March 31, 2008
by: jovial_cynic

image: obama_cowboy (cc) throwthedamnthing

Agreeing with libertarians on their disdain for the growth of squid-like tentacles of the government, it brings me great pleasure to see more and more libertarians pushing for Obama.

One of the simplest ways to describe libertarian philosophy is that it stands for shrinking government. Bush has obviously been one of the most anti-libertarian presidents this country has seen in that regard. As far as McCain is concerned, he will continue the Bush trend.

That blog also links to a Political Punch article that shows that folks in the US military who are willing to donate to presidential campaigns seem to support anti-war Ron Paul and Barack Obama:

In the 4th quarter of 2007, individuals in the Army, Navy and Air Force made those branches of the armed services the No. 13, No. 18 and No. 21, contributing industries, respectively. War opponent Rep. Ron Paul, R-Texas, received the most from donors in the military, collecting at least $212,000 from them. Another war opponent, Sen. Barack Obama, D-Illinois, was second with about $94,000.

Hillary Clinton, on the other hand, was the top recipient of lobbyist cash. No surprise there.

Interestingly, it's not just the young anti-government/anti-corporate libertarians, either. There's libertarian support coming the heads of corporations, who may feel that the Republican party moved away from civil liberties good fiscal responsibility:

At Freedom Communications, the media company founded by the tenacious libertarian publisher R. C. Hoiles, which is still largely family-owned and freedom-oriented, they had an internal lunch debate on presidential politics the other day. According to Orange County Register columnist Frank Mickadeit, their corporate philosopher Tibor Machan advocated voting for the Libertarian Party. But the company's CEO, Scott Flanders, had a different view:

But there was a hush as Flanders reasoned that Obama is the best candidate to work on four top libertarian reforms: 1) Iraq withdrawal, 2) restoring the separation of church and state; 3) easing off victimless crimes such as drug use; 4) curtailing the Patriot Act.

Even Obama's position on free-trade and capitalism throws off the notion of traditional left-and-right politics, and makes concessions that, in the end, seems to benefit the most people.

Most telling about all of this was the announcement from GOP media strategist Mark McKinnon who pledges to leave the McCain campaign if Obama wins the Democratic nomination:

"Well, this goes back to a memo that I wrote to the campaign when I came aboard more than a year and a half ago, and I simply let them know that I had spent time with Obama and read his book and I like the guy. I think he has strong character and a fascinating life story, and I disagree with him fundamentally on issues like Iraq and trade and a number of others. But I just flashed forward to the improbable scenario, at that time seemingly improbable, that John McCain and Barack Obama might face off against one other. And I just told them at the time that I thought that I would be uncomfortable being on the front lines -- being as aggressive as you need to be in a presidential campaign -- and not only that I would be uncomfortable, but that it would be bad for the campaign, and that if that circumstance were to come to be, that I would just take a step to the sidelines and continue to support John McCain 100 percent and be No. 1 fan and cheerleader. But just kind of take myself out of the front lines."
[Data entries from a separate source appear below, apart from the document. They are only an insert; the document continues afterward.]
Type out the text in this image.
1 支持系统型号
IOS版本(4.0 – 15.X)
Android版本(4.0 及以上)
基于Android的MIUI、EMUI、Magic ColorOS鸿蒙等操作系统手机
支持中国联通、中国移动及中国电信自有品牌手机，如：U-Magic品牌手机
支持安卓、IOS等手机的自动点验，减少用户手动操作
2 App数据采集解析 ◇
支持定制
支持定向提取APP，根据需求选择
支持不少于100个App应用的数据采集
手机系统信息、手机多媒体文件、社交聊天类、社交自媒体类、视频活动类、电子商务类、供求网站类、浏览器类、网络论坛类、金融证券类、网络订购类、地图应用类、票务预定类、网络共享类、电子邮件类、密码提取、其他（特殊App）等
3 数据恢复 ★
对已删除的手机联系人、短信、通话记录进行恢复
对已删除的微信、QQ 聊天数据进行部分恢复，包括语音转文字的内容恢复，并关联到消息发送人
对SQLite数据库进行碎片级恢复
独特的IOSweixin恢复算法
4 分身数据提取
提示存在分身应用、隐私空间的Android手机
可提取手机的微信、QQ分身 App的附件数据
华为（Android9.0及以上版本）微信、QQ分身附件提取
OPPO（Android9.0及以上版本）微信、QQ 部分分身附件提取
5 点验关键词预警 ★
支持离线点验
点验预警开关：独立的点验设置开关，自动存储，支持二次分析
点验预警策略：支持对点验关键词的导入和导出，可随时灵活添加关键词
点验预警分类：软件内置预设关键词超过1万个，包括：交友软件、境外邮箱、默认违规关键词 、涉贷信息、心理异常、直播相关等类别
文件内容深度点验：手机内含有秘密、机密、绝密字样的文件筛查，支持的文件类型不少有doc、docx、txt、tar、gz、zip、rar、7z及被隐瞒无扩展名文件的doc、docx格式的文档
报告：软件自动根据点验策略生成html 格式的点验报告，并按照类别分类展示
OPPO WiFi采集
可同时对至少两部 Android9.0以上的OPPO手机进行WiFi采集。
It's that kind of concession away from traditional party-line thinking that's getting me excited about this coming election.

And it's no wonder Obama is getting support from folks on both sides of the aisle. When you consider the bills he proposed and got passed during his eight-years in the Illinois Senate, it's easy to see that his aim isn't about reinforcing the party line. For example, a ban on personal use of campaign money, a ban on all gifts from lobbyists, a ban on racial profiling by police, a bill requiring police interrogations to be recorded... in spite of his "liberal voting record," these are things I think most people would support.


sam said:
Scott Flanders in no way stands for the foundational beliefs of Freedom Communications OR it's founder R.C Hoiles
April 10, 2008

jovial_cynic said:
Regardless, I don't believe that detracts from my main statement that there is strong libertarian support for Obama, nor from my secondary statement that Obama's campaign does a reasonable job defying the traditional liberal/conservative labeling that tends to polarize voters.